CO2 fractionated laser therapy appears to be of significant value for GSM in those symptomatic women in whom estrogen is not desired, or recommended, such as women with hormone-dependent breast cancers or those with a history of venous thromboembolic events. This study adds long-term data on the efficacy and safety of the CO2 lasers for use in gynecology. In addition, the lack of histologic epithelial changes highlights the need for more research to better understand the mechanism of action and how this therapeutic modality differs from that of estrogen therapy. In summary, CO2 laser therapy provided significant improvement in symptoms of GSM, and results were maintained for 1 year. Larger randomized studies are needed to confirm the findings of this study and to better stratify this treatment modality amongst the other available options.
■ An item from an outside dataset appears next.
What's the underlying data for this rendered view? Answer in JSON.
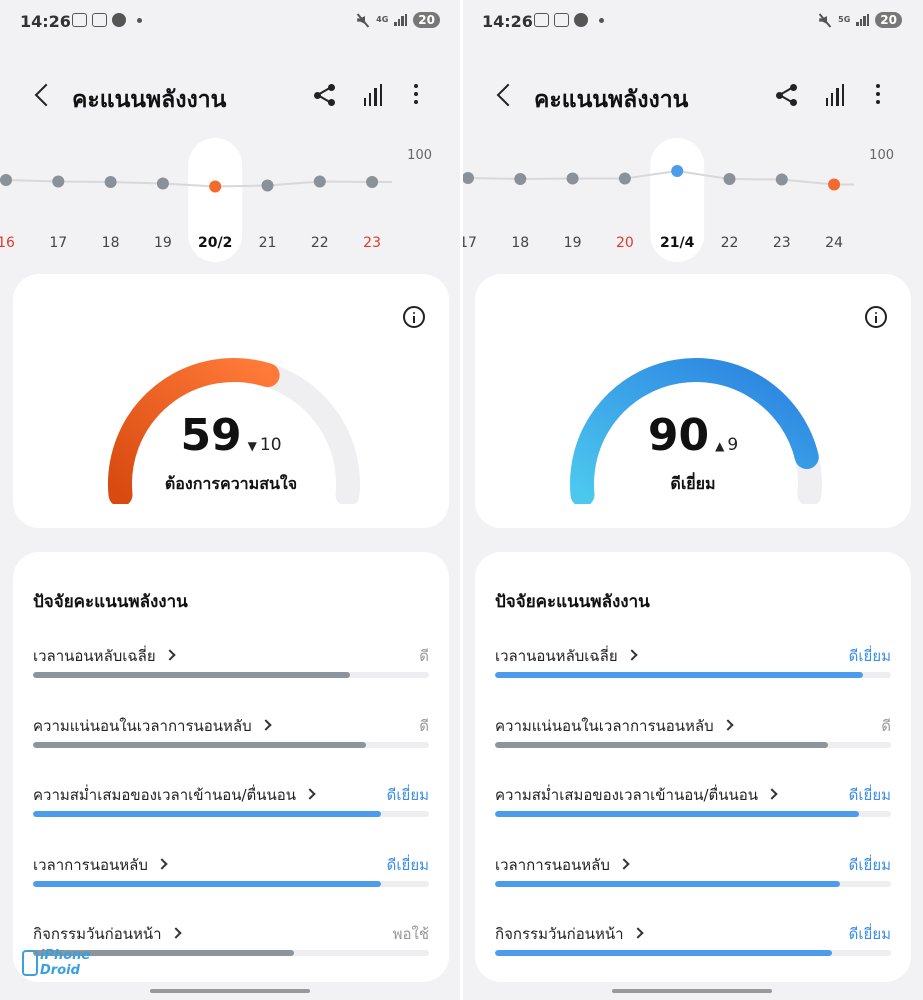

Supplementary Material▴Top 

Suppl 1. Modified Vulvovaginal Symptom Questionnaire.


None to declare.

Financial Declaration

Equipment and a research grant were provided to Cleveland Clinic Florida for this study by Alma Lasers, who did not have any input on data collection, analysis of statistics, or the presentation or publication of the data.

Conflict of Interest

Dr. Schachar: None. Dr. Devakumar: None. Dr. Martin: None. Dr. Hurtado: Sponsored research: Acell, Alma Laser, Coloplast, Cook Biomedical. Dr. Davila: Research grant: Acell, Coloplast, Cook Biomedical, Pfizer. Speaker: Alma Lasers, Astellas. Data were presented at: International Urogynecological Association 42nd Annual Meeting. Vancouver, Canada, June 20 - 24, 2017; American Urogynecologic Society PFD Week 2017, Providence, Rhode Island, October 3 - 7, 2017; and American Society for Laser Medicine and Surgery 38th Annual Conference, Dallas, Texas, April 11 - 15, 2018.

Informed Consent

Informed consents were obtained from all subjects.

Author Contributions

Dr. Schachar: data collection, data analysis, and manuscript writing. Dr. Devakumar: data collection. Dr. Martin: data collection. Dr. Hurtado: protocol/project development, and manuscript editing. Dr. Davila: protocol/project development, and manuscript editing.

Data Availability

Any inquiries regarding supporting data availability of this study should be directed to the corresponding author.